Some 270 illustrations attest to the beauty of the work created by craftsman, often basing their designs upon those of Spanish and Mexican artisans. Many of the items included in this volume were, of course, utilitarian, such as saddles, boots, spurs, chaps. Yet they are distinctive in artistry and design, as cowboys used these them to decorate themselves and their horses.

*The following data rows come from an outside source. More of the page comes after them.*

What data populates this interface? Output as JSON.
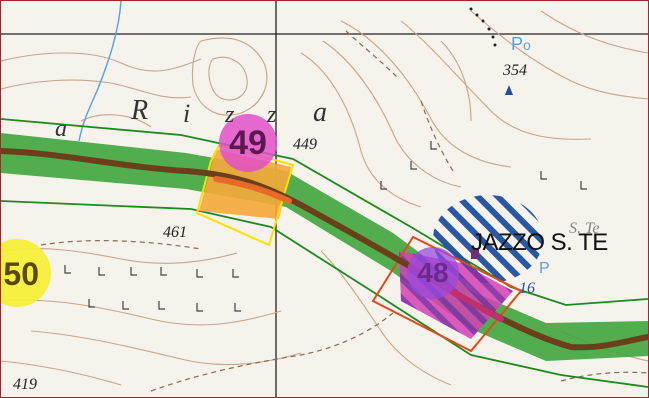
{
  "map": {
    "place_name_letters": [
      "a",
      "R",
      "i",
      "z",
      "z",
      "a"
    ],
    "jazzo_label": "JAZZO S. TE",
    "jazzo_tag": "S. Te",
    "elevations": {
      "e354": "354",
      "e449": "449",
      "e461": "461",
      "e416": "16",
      "e419": "419"
    },
    "symbols": {
      "p_top": "P",
      "p_top_sub": "o",
      "p_mid": "P"
    },
    "markers": [
      {
        "id": "49",
        "label": "49",
        "color": "#e050c8"
      },
      {
        "id": "50",
        "label": "50",
        "color": "#f5ef3a"
      },
      {
        "id": "48",
        "label": "48",
        "color": "#9a49e0"
      }
    ],
    "colors": {
      "corridor_green": "#3fa53c",
      "corridor_outline": "#1e8a1e",
      "route_brown": "#6b3f1a",
      "contour_brown": "#c9a58a",
      "orange_zone": "#f6a93a",
      "yellow_outline": "#ffe100",
      "magenta_zone": "#d63fb5",
      "red_outline": "#e24b1d",
      "blue_hatch": "#1e4fa0",
      "stream_blue": "#5aa0e0",
      "grid_black": "#222222"
    }
  }
}
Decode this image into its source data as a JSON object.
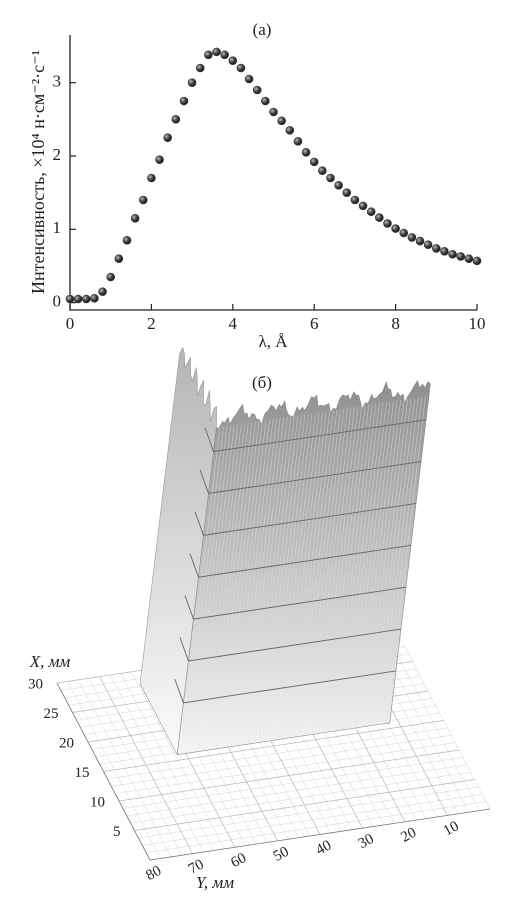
{
  "chart_data": [
    {
      "type": "scatter",
      "title": "(a)",
      "x_label": "λ, Å",
      "y_label": "Интенсивность, ×10⁴ н·см⁻²·с⁻¹",
      "x": [
        0,
        0.2,
        0.4,
        0.6,
        0.8,
        1.0,
        1.2,
        1.4,
        1.6,
        1.8,
        2.0,
        2.2,
        2.4,
        2.6,
        2.8,
        3.0,
        3.2,
        3.4,
        3.6,
        3.8,
        4.0,
        4.2,
        4.4,
        4.6,
        4.8,
        5.0,
        5.2,
        5.4,
        5.6,
        5.8,
        6.0,
        6.2,
        6.4,
        6.6,
        6.8,
        7.0,
        7.2,
        7.4,
        7.6,
        7.8,
        8.0,
        8.2,
        8.4,
        8.6,
        8.8,
        9.0,
        9.2,
        9.4,
        9.6,
        9.8,
        10.0
      ],
      "values": [
        0.05,
        0.05,
        0.05,
        0.06,
        0.15,
        0.35,
        0.6,
        0.85,
        1.15,
        1.4,
        1.7,
        1.95,
        2.25,
        2.5,
        2.75,
        3.0,
        3.2,
        3.38,
        3.42,
        3.38,
        3.3,
        3.2,
        3.05,
        2.9,
        2.75,
        2.6,
        2.48,
        2.35,
        2.2,
        2.05,
        1.92,
        1.8,
        1.7,
        1.6,
        1.5,
        1.4,
        1.32,
        1.24,
        1.16,
        1.08,
        1.01,
        0.95,
        0.89,
        0.84,
        0.79,
        0.74,
        0.7,
        0.66,
        0.63,
        0.6,
        0.57
      ],
      "color": "#3a3a3a",
      "xlim": [
        0,
        10
      ],
      "xticks": [
        0,
        2,
        4,
        6,
        8,
        10
      ],
      "ylim": [
        -0.1,
        3.65
      ],
      "yticks": [
        0,
        1,
        2,
        3
      ]
    },
    {
      "type": "surface",
      "title": "(б)",
      "x_label": "X, мм",
      "y_label": "Y, мм",
      "xlim": [
        0,
        30
      ],
      "xticks": [
        5,
        10,
        15,
        20,
        25,
        30
      ],
      "ylim": [
        0,
        80
      ],
      "yticks": [
        10,
        20,
        30,
        40,
        50,
        60,
        70,
        80
      ],
      "color": "#9a9a9a"
    }
  ]
}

We find quoted Owen Wister's description of a cowpuncher: "...he wore his careful finery, and from his wide hat-brim to his jingling heels made something of a figure - as self-conscious and deliberate a show as any painted buck in council or bull-elk among his aspiring cows; and out of town in the mountains, as wild and lean and dangerous as buck or bull knows how to be." They were, indeed, a showy lot and festooned themselves accordingly.
Chapter headings include:
1. Stock Saddles and Gun Leather
2. Trophy, Parade, and Presentation Saddles
3. Artistry With Hide and Hair
5. Boots and Hats
In the third chapter we discover leather gloves with gauntlets and red stars sewn to the cuffs, as well as short leather gauntlets with beaded cuffs, hands, and fingers. The epitome of chaps were those covered with hair, often dyed to colorful hues.
Those who consider men and women of the old West to have been rather nondescript will have to reverse their opinion as readers find bridles fashioned of dyed horsehair, as colorful as a wide sky rainbow.
Historians, scholars, and those with an interest in our country's Western history will find much to enjoy in "Fine Art of the West."